I contacted a fantastic group called Pilots N Paws to see if it would be possible to send Maralix on smaller, private planes to avoid airport security and crowds, and they were so helpful. I learned it isn’t safe to fly small aircraft over the Canadian Rockies, but that if we could get them to Calgary, they would fly them the rest of the way…. for FREE!!!

SO amazing. Of course, smaller aircraft are more weather dependent, so we were faced with the possibility of delays in Calgary. Ordinarily, this wouldn’t be a big deal, but I was concerned the extended stress would be too much for Neelix. I was concerned she would arrive at Marlene’s having reverted in her socialization, and I would have been too far away to help. There were just too many risks and unknowns to make it a prudent plan for our very special circumstances, but we are so grateful to Pilots N Paws for the life-saving service they provide!

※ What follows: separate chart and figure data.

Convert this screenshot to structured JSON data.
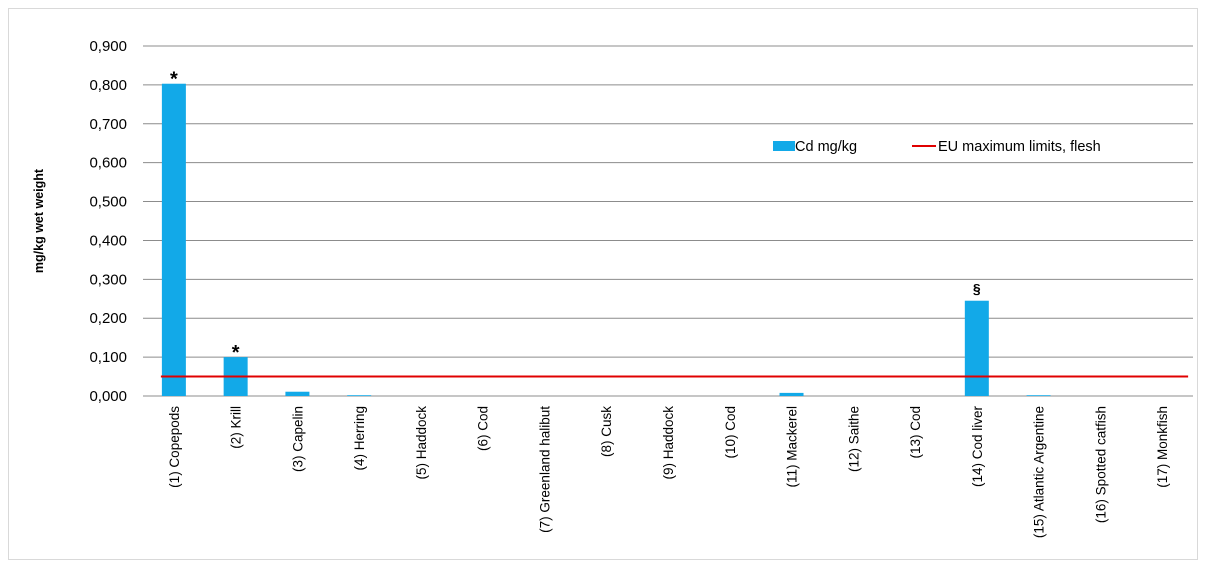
{
  "chart_data": {
    "type": "bar",
    "title": "",
    "xlabel": "",
    "ylabel": "mg/kg wet weight",
    "ylim": [
      0,
      0.9
    ],
    "yticks": [
      "0,000",
      "0,100",
      "0,200",
      "0,300",
      "0,400",
      "0,500",
      "0,600",
      "0,700",
      "0,800",
      "0,900"
    ],
    "grid": true,
    "legend_position": "right",
    "categories": [
      "(1) Copepods",
      "(2) Krill",
      "(3) Capelin",
      "(4) Herring",
      "(5) Haddock",
      "(6) Cod",
      "(7) Greenland halibut",
      "(8) Cusk",
      "(9) Haddock",
      "(10) Cod",
      "(11) Mackerel",
      "(12) Saithe",
      "(13) Cod",
      "(14) Cod liver",
      "(15) Atlantic Argentine",
      "(16) Spotted catfish",
      "(17) Monkfish"
    ],
    "series": [
      {
        "name": "Cd mg/kg",
        "type": "bar",
        "color": "#12a9e8",
        "values": [
          0.803,
          0.1,
          0.011,
          0.002,
          0.0,
          0.0,
          0.0,
          0.0,
          0.0,
          0.0,
          0.008,
          0.0,
          0.0,
          0.245,
          0.002,
          0.0,
          0.0
        ]
      },
      {
        "name": "EU maximum limits, flesh",
        "type": "line",
        "color": "#e00000",
        "values": [
          0.05,
          0.05,
          0.05,
          0.05,
          0.05,
          0.05,
          0.05,
          0.05,
          0.05,
          0.05,
          0.05,
          0.05,
          0.05,
          0.05,
          0.05,
          0.05,
          0.05
        ]
      }
    ],
    "annotations": [
      {
        "category_index": 0,
        "text": "*"
      },
      {
        "category_index": 1,
        "text": "*"
      },
      {
        "category_index": 13,
        "text": "§"
      }
    ]
  }
}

Marlene, the applicant from Winnipeg, was completely supportive and understanding throughout the last few weeks, as I worked through plan after plan to try to get them to her. We came pretty close a few times, and then….

We got another application. From another chatter named Jacquie, who lives nearby and understands what it will take to give them the BEST LIFE EVER! I told Marlene, and she immediately replied that she wanted me to do what was best for Maravel and Neelix. I know she was heartbroken at the thought of not having them, but am so grateful she loves them enough to let them go to a home that eliminates our travel problem and a huge amount of stress. So, if you see Marlene in chat, please give her a big virtual hug and tell her thank mew. <3

Maralix’s adopters Jacquie and Bob will be creating a facebook page in the next few days, so we will all get to see what happens next as our honeymooners get to experience life in a home for the first time. They will be leaving next week, stay tuned for details.

Our awesome snuggle crew played a HUGE role in this furry tail ending. They made sure Maravel and Neelix were entertained, loved and stuffed with treats almost every day of the 76 days since the two were reunited. That’s a LOT of snuggle hours.

So, WOW. Thank mew so much to the many wonderful people who made this possible. We are thrilled, and SO grateful. Beyond words.